«Ты читал новеллу По «Убийство на улице Морг»?»
Тогда я ее еще не читал.
Улло объяснил: «Ну там, на пятом этаже дома, происходит убийство. При запертых дверях, но с распахнутым окном. Никаких следов на стене дома или на земле под окном не обнаруживают. Сообразительный французский детектив находит единственное решение и доказывает: убийца выбрался из комнаты с помощью громоотвода, стоявшего во дворе в трех или четырех метрах от окна. Следовательно, совершивший прыжок из окна пятого этажа на громоотвод не мог быть человеком. Это должна была быть человекообразная обезьяна».
Улло считал, что стихотворение и новелла По — варианты одного и того же структурного метода. С разницей: то, что в криминальной новелле должно выясниться только в конце, в стихотворении происходит в самом начале. В новелле невозможную вещь совершает орангутанг, в стихотворении — ворон. Обезьяна общалась с человеком. В той степени, чтобы явить злое любопытство к нему. Ворон выучил роковое слово на человеческом языке, чтобы повторять его, однако так, дабы это не казалось идиотизмом. Слово nevermore36. Вертикальная ось — решающее в каждом случае: в новелле это спуск орангутанга по громоотводу, в стихе — возведение башни с помощью рефрена, повторяемого вороном, до высочайшей вершины отчаяния.
И вообще, объяснял Улло с оживлением, реальность, конечно, тот сор, из которого рождается стихотворение, но в то же время стих — насильник. Par excellence. И та реальность, которая входит в понятие «гравитация». Потому что под ее натиском образовалось привычное направление писать стихотворение сверху вниз! Развязка, катарсис, вершина могут находиться только в гравитационном поле. То же самое, добавил Улло, подчеркивает магическая связь чисел восемнадцать и шесть — восемнадцать строф в шесть строк. Когда я спросил, что это за связь, он рассеянно посмотрел на меня:
«Мне не хочется сейчас объяснять…»
А я в данном случае должен объяснить кое–что в стихотворчестве Улло, насколько я об этом осведомлен.

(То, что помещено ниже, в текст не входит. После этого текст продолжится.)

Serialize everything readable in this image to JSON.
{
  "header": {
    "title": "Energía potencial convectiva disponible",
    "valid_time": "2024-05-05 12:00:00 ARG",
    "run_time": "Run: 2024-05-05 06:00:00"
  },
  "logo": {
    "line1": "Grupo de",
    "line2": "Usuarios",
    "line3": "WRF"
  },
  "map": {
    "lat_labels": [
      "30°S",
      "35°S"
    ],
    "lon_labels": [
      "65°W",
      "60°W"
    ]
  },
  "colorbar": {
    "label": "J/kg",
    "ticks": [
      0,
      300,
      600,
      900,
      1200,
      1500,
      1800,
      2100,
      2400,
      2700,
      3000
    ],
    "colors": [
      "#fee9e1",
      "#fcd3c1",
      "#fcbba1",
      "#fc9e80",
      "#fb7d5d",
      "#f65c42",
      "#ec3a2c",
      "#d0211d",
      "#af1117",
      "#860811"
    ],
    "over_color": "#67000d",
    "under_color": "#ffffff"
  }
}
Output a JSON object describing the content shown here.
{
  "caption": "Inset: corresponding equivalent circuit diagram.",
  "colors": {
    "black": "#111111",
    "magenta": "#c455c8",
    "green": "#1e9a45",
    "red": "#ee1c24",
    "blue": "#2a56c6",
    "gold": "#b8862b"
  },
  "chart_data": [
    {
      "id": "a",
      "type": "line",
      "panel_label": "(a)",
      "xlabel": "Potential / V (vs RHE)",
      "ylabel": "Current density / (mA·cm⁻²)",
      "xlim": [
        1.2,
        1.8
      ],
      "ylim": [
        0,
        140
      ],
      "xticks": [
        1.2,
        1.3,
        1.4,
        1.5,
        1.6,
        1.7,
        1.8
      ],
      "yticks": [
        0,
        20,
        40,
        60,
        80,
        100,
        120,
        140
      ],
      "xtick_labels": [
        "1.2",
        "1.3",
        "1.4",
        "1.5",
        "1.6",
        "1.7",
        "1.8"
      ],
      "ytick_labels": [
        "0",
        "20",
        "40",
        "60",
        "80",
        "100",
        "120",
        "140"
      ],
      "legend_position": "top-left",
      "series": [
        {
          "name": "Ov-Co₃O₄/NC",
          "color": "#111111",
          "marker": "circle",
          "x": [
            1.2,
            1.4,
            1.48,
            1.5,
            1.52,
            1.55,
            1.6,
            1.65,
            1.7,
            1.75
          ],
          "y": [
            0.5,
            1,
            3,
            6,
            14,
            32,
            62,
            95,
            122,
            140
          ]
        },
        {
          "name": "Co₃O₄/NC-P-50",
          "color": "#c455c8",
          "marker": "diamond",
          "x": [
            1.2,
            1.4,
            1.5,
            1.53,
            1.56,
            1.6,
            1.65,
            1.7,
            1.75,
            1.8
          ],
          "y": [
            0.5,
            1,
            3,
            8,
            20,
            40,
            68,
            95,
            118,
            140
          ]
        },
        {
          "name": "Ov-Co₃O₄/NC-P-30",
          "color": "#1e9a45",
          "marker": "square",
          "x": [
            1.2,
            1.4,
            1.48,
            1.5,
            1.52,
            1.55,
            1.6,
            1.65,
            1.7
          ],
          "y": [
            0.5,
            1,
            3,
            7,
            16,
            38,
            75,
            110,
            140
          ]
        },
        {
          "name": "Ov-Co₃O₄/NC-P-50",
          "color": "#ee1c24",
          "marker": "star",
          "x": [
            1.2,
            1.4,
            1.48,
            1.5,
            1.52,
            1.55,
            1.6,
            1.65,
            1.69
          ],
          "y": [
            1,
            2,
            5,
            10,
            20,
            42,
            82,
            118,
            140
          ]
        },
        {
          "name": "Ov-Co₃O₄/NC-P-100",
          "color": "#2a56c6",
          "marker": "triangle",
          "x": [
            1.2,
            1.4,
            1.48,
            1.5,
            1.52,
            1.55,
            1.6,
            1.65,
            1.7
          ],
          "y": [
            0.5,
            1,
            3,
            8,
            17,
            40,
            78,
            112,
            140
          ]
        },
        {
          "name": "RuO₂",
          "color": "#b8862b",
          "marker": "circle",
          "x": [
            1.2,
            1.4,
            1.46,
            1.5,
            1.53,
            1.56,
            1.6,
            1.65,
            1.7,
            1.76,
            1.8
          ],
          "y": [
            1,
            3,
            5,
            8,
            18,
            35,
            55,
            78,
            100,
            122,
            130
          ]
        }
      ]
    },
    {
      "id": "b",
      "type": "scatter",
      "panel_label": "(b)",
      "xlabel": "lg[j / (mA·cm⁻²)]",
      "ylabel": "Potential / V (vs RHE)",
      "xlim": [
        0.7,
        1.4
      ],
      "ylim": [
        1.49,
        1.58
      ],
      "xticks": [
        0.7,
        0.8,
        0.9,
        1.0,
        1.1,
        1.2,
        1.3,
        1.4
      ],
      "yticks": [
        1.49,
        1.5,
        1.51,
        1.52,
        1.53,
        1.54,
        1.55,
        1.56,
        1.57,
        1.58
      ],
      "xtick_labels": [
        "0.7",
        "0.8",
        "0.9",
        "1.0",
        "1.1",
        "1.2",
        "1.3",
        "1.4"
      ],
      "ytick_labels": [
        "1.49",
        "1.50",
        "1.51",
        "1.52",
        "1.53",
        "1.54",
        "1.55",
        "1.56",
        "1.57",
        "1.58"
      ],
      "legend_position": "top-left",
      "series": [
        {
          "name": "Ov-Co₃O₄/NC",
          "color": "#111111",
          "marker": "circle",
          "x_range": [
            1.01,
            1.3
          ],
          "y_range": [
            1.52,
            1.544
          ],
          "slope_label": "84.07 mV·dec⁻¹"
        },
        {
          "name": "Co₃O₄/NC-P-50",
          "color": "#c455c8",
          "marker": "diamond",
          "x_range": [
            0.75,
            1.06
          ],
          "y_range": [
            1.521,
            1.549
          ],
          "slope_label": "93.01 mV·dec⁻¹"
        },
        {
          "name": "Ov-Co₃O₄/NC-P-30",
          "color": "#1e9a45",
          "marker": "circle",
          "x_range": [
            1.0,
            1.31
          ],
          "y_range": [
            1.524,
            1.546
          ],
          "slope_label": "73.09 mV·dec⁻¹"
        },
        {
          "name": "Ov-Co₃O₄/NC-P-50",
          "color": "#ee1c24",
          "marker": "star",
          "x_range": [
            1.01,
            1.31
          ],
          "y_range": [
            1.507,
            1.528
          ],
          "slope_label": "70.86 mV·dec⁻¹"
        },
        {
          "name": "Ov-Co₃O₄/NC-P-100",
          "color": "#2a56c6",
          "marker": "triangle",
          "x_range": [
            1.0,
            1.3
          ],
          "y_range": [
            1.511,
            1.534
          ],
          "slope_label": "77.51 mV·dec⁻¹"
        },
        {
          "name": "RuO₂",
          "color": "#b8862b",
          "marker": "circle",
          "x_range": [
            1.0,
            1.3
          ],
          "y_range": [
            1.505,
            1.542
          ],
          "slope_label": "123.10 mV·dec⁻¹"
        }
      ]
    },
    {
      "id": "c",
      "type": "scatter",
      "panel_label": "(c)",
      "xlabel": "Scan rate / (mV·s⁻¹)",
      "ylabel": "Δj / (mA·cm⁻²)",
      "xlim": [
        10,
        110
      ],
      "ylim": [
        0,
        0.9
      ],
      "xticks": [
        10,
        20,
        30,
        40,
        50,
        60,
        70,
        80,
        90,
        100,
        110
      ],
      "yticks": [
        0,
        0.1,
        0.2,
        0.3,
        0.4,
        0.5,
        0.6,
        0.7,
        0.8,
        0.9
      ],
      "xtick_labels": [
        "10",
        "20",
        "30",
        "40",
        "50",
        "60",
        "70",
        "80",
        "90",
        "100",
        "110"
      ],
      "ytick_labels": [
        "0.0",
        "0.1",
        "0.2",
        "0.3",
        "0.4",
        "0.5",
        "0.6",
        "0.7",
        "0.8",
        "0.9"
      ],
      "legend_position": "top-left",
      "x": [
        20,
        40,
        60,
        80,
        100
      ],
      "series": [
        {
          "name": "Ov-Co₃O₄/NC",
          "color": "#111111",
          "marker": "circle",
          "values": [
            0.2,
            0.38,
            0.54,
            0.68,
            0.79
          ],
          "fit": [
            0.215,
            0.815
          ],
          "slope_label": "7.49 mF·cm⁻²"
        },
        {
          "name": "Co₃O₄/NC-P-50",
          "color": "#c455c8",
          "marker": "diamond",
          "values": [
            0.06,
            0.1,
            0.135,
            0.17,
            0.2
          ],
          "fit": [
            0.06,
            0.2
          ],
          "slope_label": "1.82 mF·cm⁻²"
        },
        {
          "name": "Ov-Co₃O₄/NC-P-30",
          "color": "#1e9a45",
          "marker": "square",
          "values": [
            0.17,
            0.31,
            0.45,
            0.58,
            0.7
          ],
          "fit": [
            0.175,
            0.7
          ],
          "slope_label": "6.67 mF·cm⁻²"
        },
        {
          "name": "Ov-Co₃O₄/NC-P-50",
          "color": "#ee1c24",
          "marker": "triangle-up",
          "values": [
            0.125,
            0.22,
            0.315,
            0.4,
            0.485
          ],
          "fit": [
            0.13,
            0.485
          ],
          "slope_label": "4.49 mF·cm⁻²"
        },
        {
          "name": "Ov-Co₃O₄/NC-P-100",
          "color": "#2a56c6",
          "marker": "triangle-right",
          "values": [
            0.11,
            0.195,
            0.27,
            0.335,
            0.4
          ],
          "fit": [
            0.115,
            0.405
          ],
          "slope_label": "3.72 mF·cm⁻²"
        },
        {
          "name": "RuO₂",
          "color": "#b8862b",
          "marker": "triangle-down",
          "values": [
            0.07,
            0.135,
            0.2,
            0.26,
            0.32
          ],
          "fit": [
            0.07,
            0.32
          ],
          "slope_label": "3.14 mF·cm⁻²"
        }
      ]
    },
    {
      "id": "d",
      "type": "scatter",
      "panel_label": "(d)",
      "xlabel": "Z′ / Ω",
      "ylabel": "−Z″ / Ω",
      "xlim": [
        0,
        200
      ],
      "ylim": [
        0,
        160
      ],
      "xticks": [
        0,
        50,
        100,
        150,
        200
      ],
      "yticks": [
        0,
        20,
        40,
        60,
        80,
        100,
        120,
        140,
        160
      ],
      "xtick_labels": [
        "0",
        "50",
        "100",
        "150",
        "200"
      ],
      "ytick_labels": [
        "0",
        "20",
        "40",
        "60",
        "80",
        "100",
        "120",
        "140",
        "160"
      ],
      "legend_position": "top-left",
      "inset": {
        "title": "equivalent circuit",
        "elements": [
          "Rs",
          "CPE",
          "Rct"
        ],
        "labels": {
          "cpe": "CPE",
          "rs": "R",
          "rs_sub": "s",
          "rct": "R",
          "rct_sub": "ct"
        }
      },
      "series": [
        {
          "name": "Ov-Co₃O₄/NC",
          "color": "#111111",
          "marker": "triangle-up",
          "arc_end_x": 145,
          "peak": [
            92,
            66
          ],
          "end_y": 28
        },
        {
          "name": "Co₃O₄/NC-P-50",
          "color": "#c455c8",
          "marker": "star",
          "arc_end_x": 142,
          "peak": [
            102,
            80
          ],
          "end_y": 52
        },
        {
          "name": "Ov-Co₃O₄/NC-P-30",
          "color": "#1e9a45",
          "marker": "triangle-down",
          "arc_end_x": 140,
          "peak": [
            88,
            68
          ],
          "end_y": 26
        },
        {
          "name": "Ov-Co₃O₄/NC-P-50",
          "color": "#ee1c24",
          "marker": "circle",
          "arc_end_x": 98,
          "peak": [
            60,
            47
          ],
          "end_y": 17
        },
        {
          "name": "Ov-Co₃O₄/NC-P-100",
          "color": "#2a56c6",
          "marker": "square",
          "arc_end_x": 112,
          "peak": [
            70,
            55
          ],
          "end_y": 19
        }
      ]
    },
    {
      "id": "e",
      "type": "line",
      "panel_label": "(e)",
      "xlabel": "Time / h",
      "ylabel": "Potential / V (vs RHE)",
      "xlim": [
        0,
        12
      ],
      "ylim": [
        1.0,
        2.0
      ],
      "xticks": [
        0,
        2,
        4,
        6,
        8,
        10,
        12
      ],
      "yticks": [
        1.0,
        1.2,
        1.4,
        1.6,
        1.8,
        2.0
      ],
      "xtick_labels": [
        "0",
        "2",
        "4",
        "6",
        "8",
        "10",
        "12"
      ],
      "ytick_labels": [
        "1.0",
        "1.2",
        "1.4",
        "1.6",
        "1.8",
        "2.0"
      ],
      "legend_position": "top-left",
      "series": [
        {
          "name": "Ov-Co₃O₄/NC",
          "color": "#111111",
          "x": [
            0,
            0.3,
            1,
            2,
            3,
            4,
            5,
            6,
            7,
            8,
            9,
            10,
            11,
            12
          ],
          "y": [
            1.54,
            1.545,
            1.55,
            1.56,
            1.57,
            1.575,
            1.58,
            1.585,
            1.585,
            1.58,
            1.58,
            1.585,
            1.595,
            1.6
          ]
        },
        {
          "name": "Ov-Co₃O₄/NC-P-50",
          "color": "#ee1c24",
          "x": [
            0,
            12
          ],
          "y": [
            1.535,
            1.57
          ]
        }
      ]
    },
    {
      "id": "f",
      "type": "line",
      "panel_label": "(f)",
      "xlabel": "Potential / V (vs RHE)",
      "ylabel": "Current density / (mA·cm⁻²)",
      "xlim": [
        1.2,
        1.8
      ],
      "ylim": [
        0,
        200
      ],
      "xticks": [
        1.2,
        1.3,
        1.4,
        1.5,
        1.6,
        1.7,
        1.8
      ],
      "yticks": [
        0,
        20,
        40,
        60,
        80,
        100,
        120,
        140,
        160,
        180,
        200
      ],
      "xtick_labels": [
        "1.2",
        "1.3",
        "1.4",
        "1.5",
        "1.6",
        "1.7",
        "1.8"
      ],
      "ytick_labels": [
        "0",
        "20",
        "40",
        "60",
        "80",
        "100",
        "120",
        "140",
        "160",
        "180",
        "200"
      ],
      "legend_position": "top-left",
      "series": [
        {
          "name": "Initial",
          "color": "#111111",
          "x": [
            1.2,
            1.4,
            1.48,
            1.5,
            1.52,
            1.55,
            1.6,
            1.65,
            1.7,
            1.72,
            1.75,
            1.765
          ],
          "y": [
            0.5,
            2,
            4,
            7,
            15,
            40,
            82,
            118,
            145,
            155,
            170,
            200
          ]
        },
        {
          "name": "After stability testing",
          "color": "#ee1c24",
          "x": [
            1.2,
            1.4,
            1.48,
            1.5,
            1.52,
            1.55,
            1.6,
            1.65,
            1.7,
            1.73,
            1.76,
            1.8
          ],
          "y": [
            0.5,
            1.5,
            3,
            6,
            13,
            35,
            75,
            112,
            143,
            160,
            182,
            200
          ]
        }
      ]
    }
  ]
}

Четыре или пять сонетов с абсолютно отточенными рифмами. И с дюжину стихов, очень напряженных по форме, в смысле рифмы и ритма, с размахом, стихов, состоящих из очень сложных строф. Наконец, я видел три–четыре эпических отрывка в стихах с чередующейся длиной строк. Один из них напомнил мне начало «Оберона» Виланда. Но это фрагменты, и они могли — будь поэтические экскурсы Уку Мазинга тогда уже и известны читателям — некоей чертой, подобием сна, отшлифованной до блеска, напомнить их. Несмотря на весьма не религиозный подход тогдашнего и более позднего Улло к миру.
Стихотворений, вышедших из–под пера Улло, у меня сейчас всего два. Одно на тему флага, об этом речь впереди, и «Минаретная песнь». Текст, который я прочитал в первый раз тем же вечером. Тот самый, сейчас пожелтевший листок. Под влиянием случайности и противоречивых чувств, ностальгии и пиетета, несомненно, из удивления сохраненный мною. На листке стихотворение изображено машинописным шрифтом, теперь слегка поблекшим, в виде пагоды. Оно перед нами:
Однажды в час багряного рассвета
взошел на крышу минарета,
не зная страха,
на исходе лета
Аллаха
славить
молодой мулла.
Но не успел еще пропеть и бейта,
услышал голос дивный чей–то,
он звал, он реял,
нежный, точно флейта,
где ветер
веял
и клубилась мгла.
И юноша, забыв святую Мекку
(как то бывает век от веку),
страдал ужасно,
звал свою Ребекку,
и властно,
страстно
речь его текла.
Господь, на вышнем троне восседая,
разгневался — и тотчас стая
летучих молний,
всё с пути сметая,
лавиной
длинной
на землю сошла.
Смерть, смерть ему! Где смерть с колючим жалом?
Пронзи его своим кинжалом!
Смерть парня сшибла
вниз одним ударом -
как финик
спелый
с ветки сорвала.
Он чудом был спасен. Блаженство длилось.